Funnily enough, an almost identical row took place at my lover’s house. Doubtless haunted by that very sense of an emotional life which did not include him, my lover’s partner was protesting that she did not want to indulge him sexually; that she was unenthusiastic about him or sex, and reluctant to tell him what she wanted in that department.
"I do not know what is wrong with you," he said; "I don’t know why you won’t help make sex work for us."
Her feeling was that he was ten or fifteen years’ too late; perhaps he’d finally woken up to the idea that she might have needs, but sorry, she’d moved on. All she wanted now was to keep him happy by being available to him, now and then, with the minimum fuss – and even that was way more than he was entitled to. She told him in no uncertain terms that there was nothing wrong with her at all: she didn’t have a problem; so perhaps it was him:
"I do not know what you are complaining about," she went on. "I’m fit, I’m available, and I’m sat here, half-naked, in your bedroom, looking fabulous, in very attractive lingerie.

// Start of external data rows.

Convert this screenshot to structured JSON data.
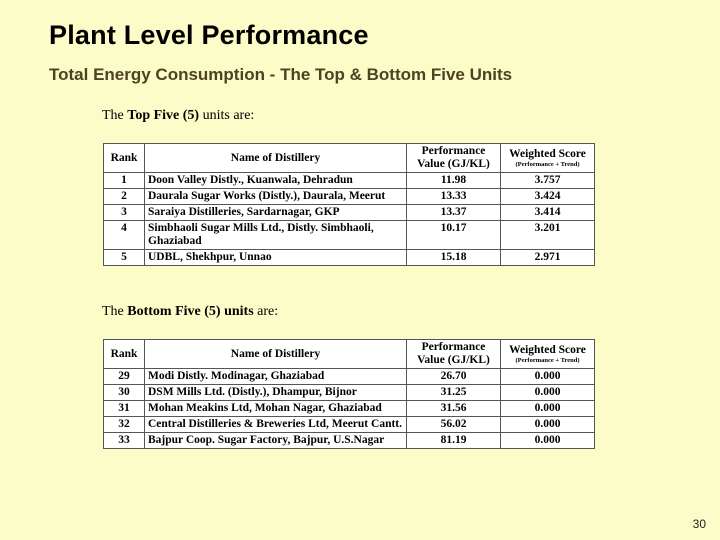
{
  "title": "Plant Level Performance",
  "subtitle": "Total Energy Consumption - The Top & Bottom Five Units",
  "top": {
    "intro_prefix": "The ",
    "intro_bold": "Top Five (5)",
    "intro_suffix": " units are:",
    "headers": {
      "rank": "Rank",
      "name": "Name of Distillery",
      "perf": "Performance Value (GJ/KL)",
      "score": "Weighted Score",
      "score_sub": "(Performance + Trend)"
    },
    "rows": [
      {
        "rank": "1",
        "name": "Doon Valley Distly., Kuanwala, Dehradun",
        "perf": "11.98",
        "score": "3.757"
      },
      {
        "rank": "2",
        "name": "Daurala Sugar Works (Distly.), Daurala, Meerut",
        "perf": "13.33",
        "score": "3.424"
      },
      {
        "rank": "3",
        "name": "Saraiya Distilleries, Sardarnagar, GKP",
        "perf": "13.37",
        "score": "3.414"
      },
      {
        "rank": "4",
        "name": "Simbhaoli Sugar Mills Ltd., Distly. Simbhaoli, Ghaziabad",
        "perf": "10.17",
        "score": "3.201"
      },
      {
        "rank": "5",
        "name": "UDBL, Shekhpur, Unnao",
        "perf": "15.18",
        "score": "2.971"
      }
    ]
  },
  "bottom": {
    "intro_prefix": "The ",
    "intro_bold": "Bottom Five (5) units",
    "intro_suffix": " are:",
    "headers": {
      "rank": "Rank",
      "name": "Name of Distillery",
      "perf": "Performance Value (GJ/KL)",
      "score": "Weighted Score",
      "score_sub": "(Performance + Trend)"
    },
    "rows": [
      {
        "rank": "29",
        "name": "Modi Distly. Modinagar, Ghaziabad",
        "perf": "26.70",
        "score": "0.000"
      },
      {
        "rank": "30",
        "name": "DSM Mills Ltd. (Distly.), Dhampur, Bijnor",
        "perf": "31.25",
        "score": "0.000"
      },
      {
        "rank": "31",
        "name": "Mohan Meakins Ltd, Mohan Nagar, Ghaziabad",
        "perf": "31.56",
        "score": "0.000"
      },
      {
        "rank": "32",
        "name": "Central Distilleries & Breweries Ltd, Meerut Cantt.",
        "perf": "56.02",
        "score": "0.000"
      },
      {
        "rank": "33",
        "name": "Bajpur Coop. Sugar Factory, Bajpur, U.S.Nagar",
        "perf": "81.19",
        "score": "0.000"
      }
    ]
  },
  "slide_number": "30"
}
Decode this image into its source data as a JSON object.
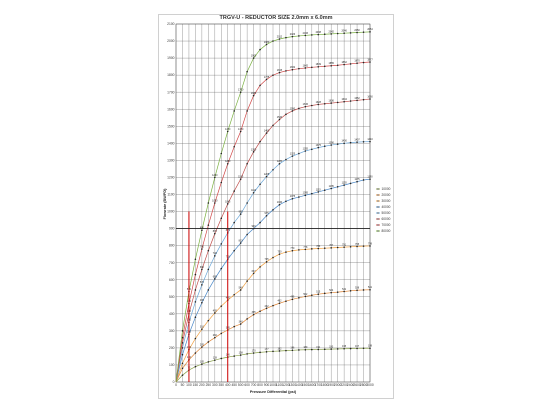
{
  "chart_data": {
    "type": "line",
    "title": "TRGV-U - REDUCTOR SIZE 2.0mm x 6.0mm",
    "xlabel": "Pressure Differential (psi)",
    "ylabel": "Flowrate (BWPD)",
    "x_ticks": [
      "0",
      "50",
      "100",
      "150",
      "200",
      "250",
      "300",
      "350",
      "400",
      "450",
      "500",
      "600",
      "700",
      "800",
      "900",
      "1000",
      "1100",
      "1200",
      "1300",
      "1400",
      "1500",
      "1600",
      "1700",
      "1800",
      "1900",
      "2000",
      "2200",
      "2400",
      "2600",
      "2800",
      "3000"
    ],
    "y_ticks": [
      "0",
      "100",
      "200",
      "300",
      "400",
      "500",
      "600",
      "700",
      "800",
      "900",
      "1000",
      "1100",
      "1200",
      "1300",
      "1400",
      "1500",
      "1600",
      "1700",
      "1800",
      "1900",
      "2000",
      "2100"
    ],
    "ylim": [
      0,
      2100
    ],
    "grid": true,
    "legend_position": "right",
    "series": [
      {
        "name": "10000",
        "color": "#8aa04a",
        "values": [
          0,
          40,
          70,
          90,
          105,
          118,
          128,
          138,
          146,
          152,
          158,
          165,
          170,
          174,
          177,
          180,
          182,
          184,
          186,
          188,
          189,
          190,
          191,
          192,
          193,
          194,
          195,
          196,
          197,
          198,
          198
        ]
      },
      {
        "name": "20000",
        "color": "#e0883a",
        "values": [
          0,
          80,
          130,
          170,
          205,
          235,
          260,
          285,
          305,
          325,
          340,
          370,
          395,
          415,
          432,
          448,
          462,
          474,
          485,
          494,
          502,
          509,
          515,
          520,
          524,
          527,
          531,
          535,
          538,
          540,
          541
        ]
      },
      {
        "name": "30000",
        "color": "#f0a040",
        "values": [
          0,
          110,
          190,
          255,
          310,
          360,
          405,
          445,
          480,
          512,
          540,
          592,
          637,
          675,
          705,
          730,
          750,
          762,
          770,
          775,
          778,
          781,
          783,
          785,
          787,
          789,
          791,
          793,
          795,
          797,
          798
        ]
      },
      {
        "name": "40000",
        "color": "#4a88c8",
        "values": [
          0,
          160,
          280,
          380,
          465,
          540,
          605,
          665,
          720,
          770,
          815,
          865,
          900,
          935,
          975,
          1010,
          1040,
          1060,
          1075,
          1085,
          1095,
          1105,
          1115,
          1125,
          1135,
          1145,
          1155,
          1165,
          1175,
          1185,
          1190
        ]
      },
      {
        "name": "50000",
        "color": "#6aa6d8",
        "values": [
          0,
          200,
          350,
          470,
          570,
          660,
          740,
          810,
          875,
          935,
          985,
          1050,
          1110,
          1160,
          1205,
          1245,
          1280,
          1305,
          1325,
          1340,
          1355,
          1365,
          1375,
          1383,
          1390,
          1395,
          1400,
          1404,
          1407,
          1409,
          1410
        ]
      },
      {
        "name": "60000",
        "color": "#c0504d",
        "values": [
          0,
          230,
          400,
          540,
          660,
          770,
          870,
          960,
          1045,
          1120,
          1190,
          1280,
          1350,
          1410,
          1460,
          1505,
          1540,
          1570,
          1590,
          1605,
          1615,
          1622,
          1628,
          1632,
          1636,
          1640,
          1644,
          1648,
          1652,
          1656,
          1660
        ]
      },
      {
        "name": "70000",
        "color": "#d04848",
        "values": [
          0,
          260,
          460,
          630,
          780,
          920,
          1050,
          1170,
          1280,
          1380,
          1470,
          1590,
          1680,
          1740,
          1775,
          1800,
          1815,
          1825,
          1832,
          1838,
          1842,
          1846,
          1849,
          1852,
          1855,
          1858,
          1862,
          1866,
          1870,
          1874,
          1877
        ]
      },
      {
        "name": "80000",
        "color": "#7ab040",
        "values": [
          0,
          300,
          530,
          720,
          890,
          1050,
          1200,
          1340,
          1470,
          1590,
          1700,
          1820,
          1900,
          1950,
          1980,
          2000,
          2012,
          2020,
          2026,
          2030,
          2033,
          2036,
          2038,
          2040,
          2042,
          2044,
          2046,
          2048,
          2050,
          2052,
          2054
        ]
      }
    ],
    "reference_lines": [
      {
        "type": "vertical",
        "color": "#cc0000",
        "x": "100"
      },
      {
        "type": "vertical",
        "color": "#cc0000",
        "x": "400"
      },
      {
        "type": "horizontal",
        "color": "#222222",
        "y": 900
      }
    ]
  }
}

Other men wouldn’t dream of giving me a lot of grief - most of them would thank their lucky stars for what they’d got in front of them – not go whingeing on about something else or something more."
He hit the roof.
"What the hell do you know about other men and what they might want?" He demanded.
Ans: quite a lot, of course; but she wasn’t going to be telling him that.

What we have, in these exchanges, is their mystification in the face of our confidence. They’ve spent years selling us short – and, in his case, putting her down at regular intervals, to boot – so it’s probably puzzling to then find that we have an unshakeable confidence in ourselves as attractive sexual partners. Buoyed by each other’s loving adoration, desire and responsiveness, and especially by our shared confidences and insights, we not only don’t need them and their sometimes bizarre take on intimacy: we can step back from a debate conducted in their terms and assert contrary views with an authority they lack.

My lover B and her partner came to stay (with lots of other people) at our holiday villa during August. I’d taken the whole month off and we couldn’t bear to be apart for so long; but inevitably, there were flare-ups. In our simple pleasure at being reunited, B was almost bound to give me a lot of attention, and after another night of us sitting up late, chatting happily over a glass or two of wine under the stars, her partner snapped: incandescent with rage, he berated her for exclusively bestowing me with her company, and making him look like a spare part. At the time, she felt it seemed out-of-proportion, over-determined: she often goes out without him, she’s always gregarious; and what was to stop him sitting outside with us, over a nightcap, instead of skulking off on his own resentfully? I experienced something similar; with my wife complaining that I was always sat by the pool near to B: though again, our contact was confined to acceptable friendly chat and there was no reason why others shouldn’t join us. Where would we go, at a holiday villa, but the pool?

Here – where it is fed by sexual jealousy and expressed as the righteous indignation of a legitimate partner, feeling obscurely devalued in front of others – here you can see all the anxiety and unease which they can’t ordinarily articulate. It isn’t exactly the worry that we might really be cheating; let alone with each other. After all, they don’t know that, our blameless public manner doesn’t even betray the possibility. Nor is it exactly the fear that we might – and hence need a warning shot across our bows. No, I think the disproportionate outrage from them both stems from the vague apprehension that they were right: there is an emotional life they don’t see; one beyond them and their relationship, to which they’re not privy. They see they’ve missed the boat; that, emotionally-speaking, we’ve moved on. And despite our exemplary behaviour, they notice that someone else has access to that interior world. Someone else values us, gets us, feels good about being with us. They’d stopped doing these things – and now they’re haunted by the suspicion that we’ve stopped even wanting them to try.